No existe la vida sin la muerte. No sería emocionante, ni nos plantearíamos vivirla intensamente, si no tuviéramos la certeza de su final. No es negociable, ni hay pacto alguno con el diablo que nos evite morir. Por eso el carpe diem nos impone vivir cada momento como si fuera el único y no existiría la premura por amar, ni la fruición por vivir.

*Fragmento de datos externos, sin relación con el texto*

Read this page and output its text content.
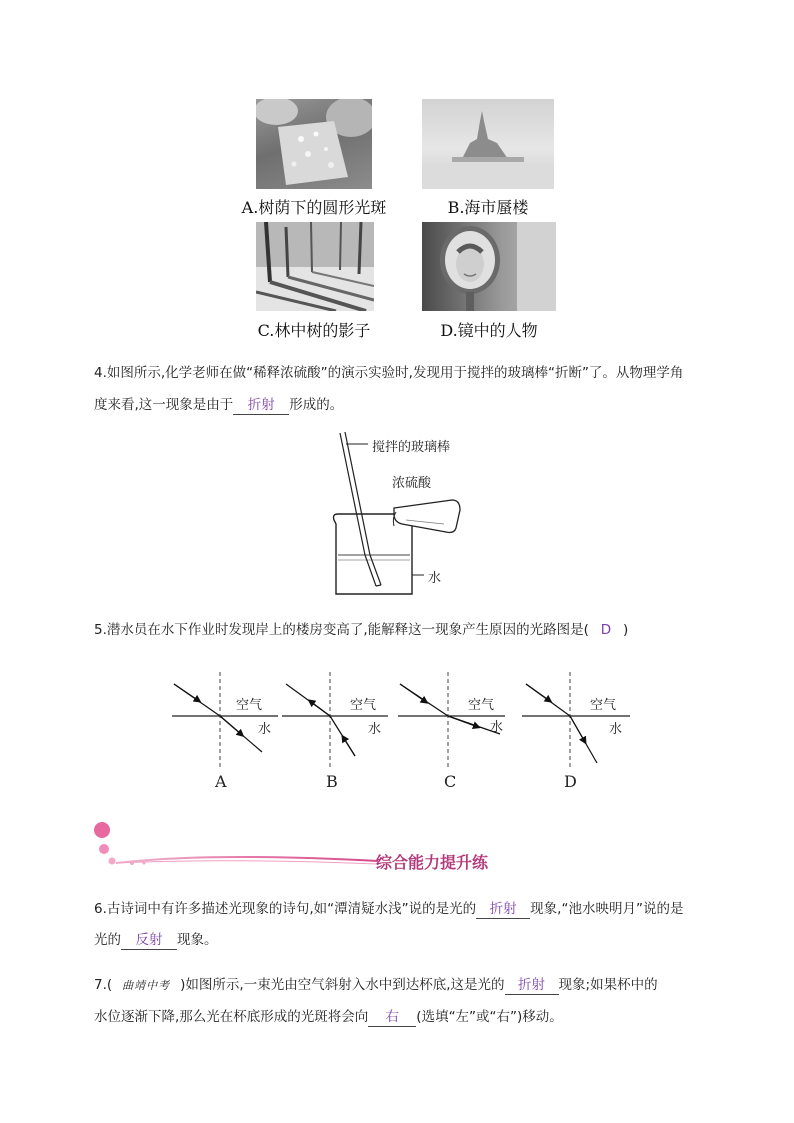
A.树荫下的圆形光斑	B.海市蜃楼
C.林中树的影子	D.镜中的人物
4.如图所示,化学老师在做“稀释浓硫酸”的演示实验时,发现用于搅拌的玻璃棒“折断”了。从物理学角
度来看,这一现象是由于 折射 形成的。
搅拌的玻璃棒
浓硫酸
水
5.潜水员在水下作业时发现岸上的楼房变高了,能解释这一现象产生原因的光路图是( D )
空气
水
A
空气
水
B
空气
水
C
空气
水
D
综合能力提升练
6.古诗词中有许多描述光现象的诗句,如“潭清疑水浅”说的是光的 折射 现象,“池水映明月”说的是
光的 反射 现象。
7.( 曲靖中考 )如图所示,一束光由空气斜射入水中到达杯底,这是光的 折射 现象;如果杯中的
水位逐渐下降,那么光在杯底形成的光斑将会向 右 (选填“左”或“右”)移动。
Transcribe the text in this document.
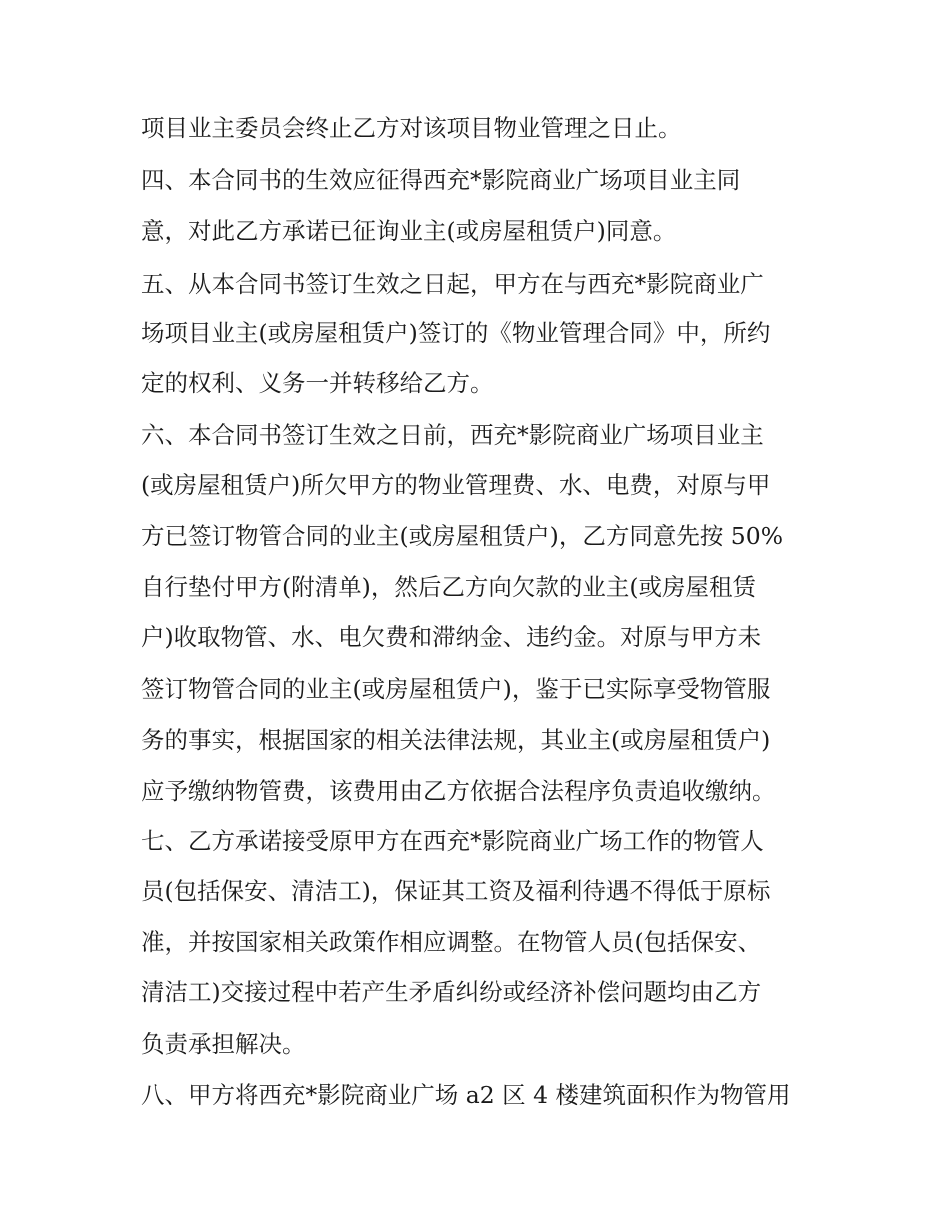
项目业主委员会终止乙方对该项目物业管理之日止。
四、本合同书的生效应征得西充*影院商业广场项目业主同
意，对此乙方承诺已征询业主(或房屋租赁户)同意。
五、从本合同书签订生效之日起，甲方在与西充*影院商业广
场项目业主(或房屋租赁户)签订的《物业管理合同》中，所约
定的权利、义务一并转移给乙方。
六、本合同书签订生效之日前，西充*影院商业广场项目业主
(或房屋租赁户)所欠甲方的物业管理费、水、电费，对原与甲
方已签订物管合同的业主(或房屋租赁户)，乙方同意先按 50%
自行垫付甲方(附清单)，然后乙方向欠款的业主(或房屋租赁
户)收取物管、水、电欠费和滞纳金、违约金。对原与甲方未
签订物管合同的业主(或房屋租赁户)，鉴于已实际享受物管服
务的事实，根据国家的相关法律法规，其业主(或房屋租赁户)
应予缴纳物管费，该费用由乙方依据合法程序负责追收缴纳。
七、乙方承诺接受原甲方在西充*影院商业广场工作的物管人
员(包括保安、清洁工)，保证其工资及福利待遇不得低于原标
准，并按国家相关政策作相应调整。在物管人员(包括保安、
清洁工)交接过程中若产生矛盾纠纷或经济补偿问题均由乙方
负责承担解决。
八、甲方将西充*影院商业广场 a2 区 4 楼建筑面积作为物管用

Pero ocurre que esa certeza de muerte a veces llega como el invitado inesperado que lo hace para quedarse sin remedio. Me impactó aquella película de Anthony Hopkins que es visitado por la muerte, protagonizada por Brad Pitt, y resulta que este se acostumbra a la vida y hasta cae rendido en el amor terrenal. Al final ocurre lo previsto.

El caso es que cuando esa muerte nos visita con certeza plena y es insoportable la poca vida que nos queda, no entiendo las razones por las que alguien pueda cuestionar la libertad de despedirnos unos minutos antes. Los suficientes como para no sufrir lo intolerable; como para no hacer sufrir a los que nos rodean, como para no desear unos cuidados inservibles, extenuantes, que generan más dolor que la propia muerte. Esa frase de «ya ha descansado» lo resume todo.

Si podemos en cualquier momento de plenitud quitarnos la vida, con un sorbito de veneno, o precipitándonos desde un sexto piso, no entiendo por qué quien esté en una situación terminal, sufriendo inhumanamente y en muchas ocasiones sin la más mínima dignidad - la que se necesita para vivir (vivir no es solo pulso y latido en el corazón)-, no puede decidir libremente poner punto final al dolorosísimo tiempo tasado que le reste. Nadie debiera impedirlo ni cuestionarlo, y menos por creencias religiosas.

La ley de eutanasia que acaba de aprobar el Parlamento y que esperemos refrende el Senado, uniéndonos a los países avanzados que ya la tienen, regula de manera muy garantista el derecho a morir, como correlativo al de vivir dignamente.

Hay que ser mayor de edad, sufrir «una enfermedad grave e incurable» o «un padecimiento grave, crónico e imposibilitante» que impida valerse por uno mismo, o que conlleve «un sufrimiento físico o psíquico constante e intolerable». Solo puede solicitar la ayuda el paciente, siempre por escrito, y «debiendo estar el documento fechado y firmado y dejar constancia de la voluntad inequívoca”. Además de pasar un doble filtro médico y que el enfermo, hasta en cuatro ocasiones, ratifique su voluntad inequívoca de morir.

Siendo así, ¿cómo puede alguien creer que está legitimado para mandar en la muerte ajena? Mi sufrimiento es mío, como la vida que viví, y mía la hora de decir adiós.